We say every Sunday morning that we are part of the one holy catholic apostolic church. One means that all the baptised belong to it equally, holy means it lives a life in union with God, catholic means it embraces all people and all things and apostolic means it lives its life in the faith once delivered to the apostles. This is the sticky one. This does not mean apostolic succession in that bizarre way in which those independent episcopal churches mean. What does it mean? Well let’s have a look at the life of the apostolic church and see what Jesus actually did tell it to do, we might get a shock.

The life of the church traditionally begins at the Last Supper, when Jesus, on the night before he died, gave his disciples three instructions: do this in remembrance of me, though he gave no instructions as to how or who should do this; secondly to love one another as I have loved you, and thirdly to wash each other’s feet. After his death, the apostles sold all they had and held everything in common meeting to break bread, pray, heal the sick and give alms to the poor; how should this new community be characterised - a community in which there was neither slave nor free, male nor female jew or gentile seems to be St Paul’s best summary.

Now then how are any of our churches doing? Washing the feet of the poor, holding everything in common, a community of radical equality and mutual love? Is it more important to have the church structures right or to live that apostolic life? I merely ask the question. What does an authentic church look like, then? We are all failing. Of course the church has to have a structure and an order, but the big mistake is to say this particular order or structure came straight from the mouth of Jesus, because I do not believe there is any evidence to support anyone on that.

Furthermore, the church as a human institution will hold all sorts of ideas and beliefs which are to our own mind difficult, but to this I would say two things: first of all, I guess all of us look at the church in different ways and see it standing things which go against our conscience. That my church is the only institution of the state to be able to opt out of human rights legislation,  is something I find very difficult, but I live with it because it is not the only thing about the church.
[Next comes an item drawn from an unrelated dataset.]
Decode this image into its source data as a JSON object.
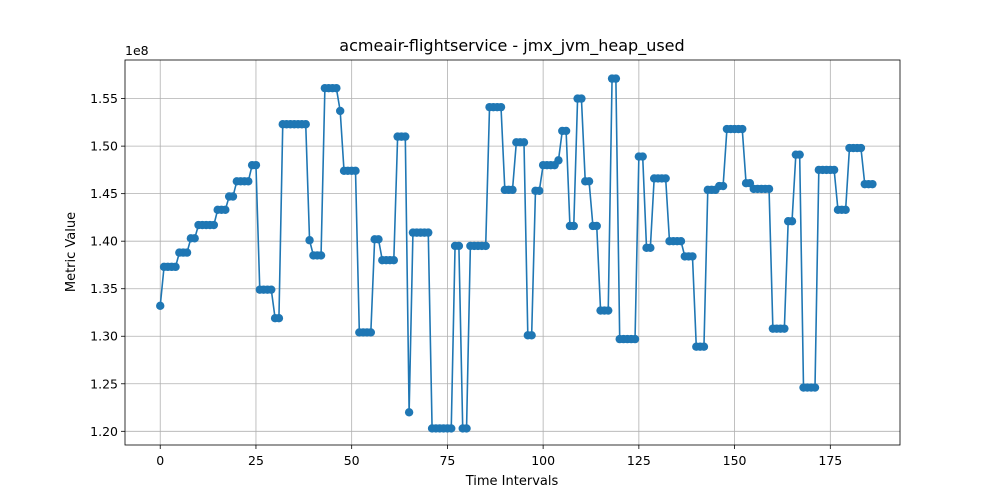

Others’ conscience is offended for opposite reasons.

But, secondly, I don’t believe in a pure church, and I say that not to be cynical, in fact just the opposite. Those who wish to go to Rome will find a church just as riven by women priests, homosexuality, and many more issues too that the Church of England has to struggle with. Purity does not exist, the wheat and the tares exist together until the end of the world Jesus told us. So relax, take a chill pill and get on with it, concentrate on the church becoming that Body of Christ which Jesus actually did talk to us about, washing the feet of the poor and living in mutual love, this is how we remain faithful. The search for purity and absolute certainty is a feature of our age and increasingly of religion. I believe it is a false trail. As those who have pursued the religious life throughout the ages will testify, the closer you get to God the more uncertain, the more in the dark you are.
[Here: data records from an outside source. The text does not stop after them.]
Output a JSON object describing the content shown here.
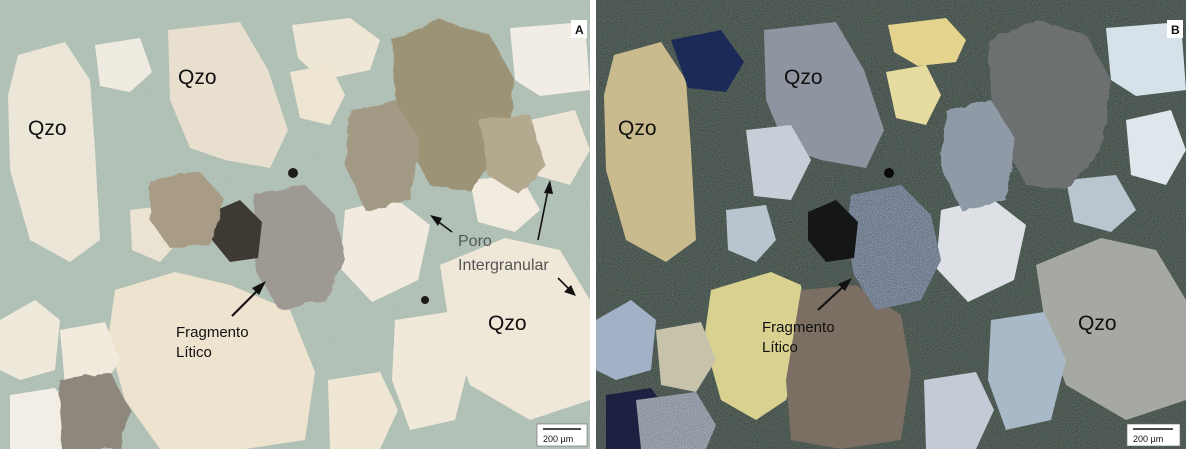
{
  "panel_a": {
    "corner_letter": "A",
    "qzo_1": "Qzo",
    "qzo_2": "Qzo",
    "qzo_3": "Qzo",
    "lithic_label_line1": "Fragmento",
    "lithic_label_line2": "Lítico",
    "pore_label_line1": "Poro",
    "pore_label_line2": "Intergranular",
    "scale_bar": "200 µm"
  },
  "panel_b": {
    "corner_letter": "B",
    "qzo_1": "Qzo",
    "qzo_2": "Qzo",
    "qzo_3": "Qzo",
    "lithic_label_line1": "Fragmento",
    "lithic_label_line2": "Lítico",
    "scale_bar": "200 µm"
  },
  "colors": {
    "matrix_plane_light": "#a9b9ad",
    "matrix_cross_polarized": "#2d3a34",
    "label_text": "#111111"
  }
}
So here is my last suggestion: instead of the church claiming absolute truth and certainty, can it help the world live with uncertainty and anxiety, can it be, to quote Karen Armstrong a midwife of truth not its owner. Can we help society to explore honestly and without pretence or illusion what life is all about, what we can really say about it, can we help people, with humility, to search for the divine in their lives and to follow Jesus of Nazareth, because we believe what he told us is the message of eternal life. What he did not tell us, however, is a matter of interpretation and personal conjecture, perhaps we can learn to distinguish the two and relax about the rest.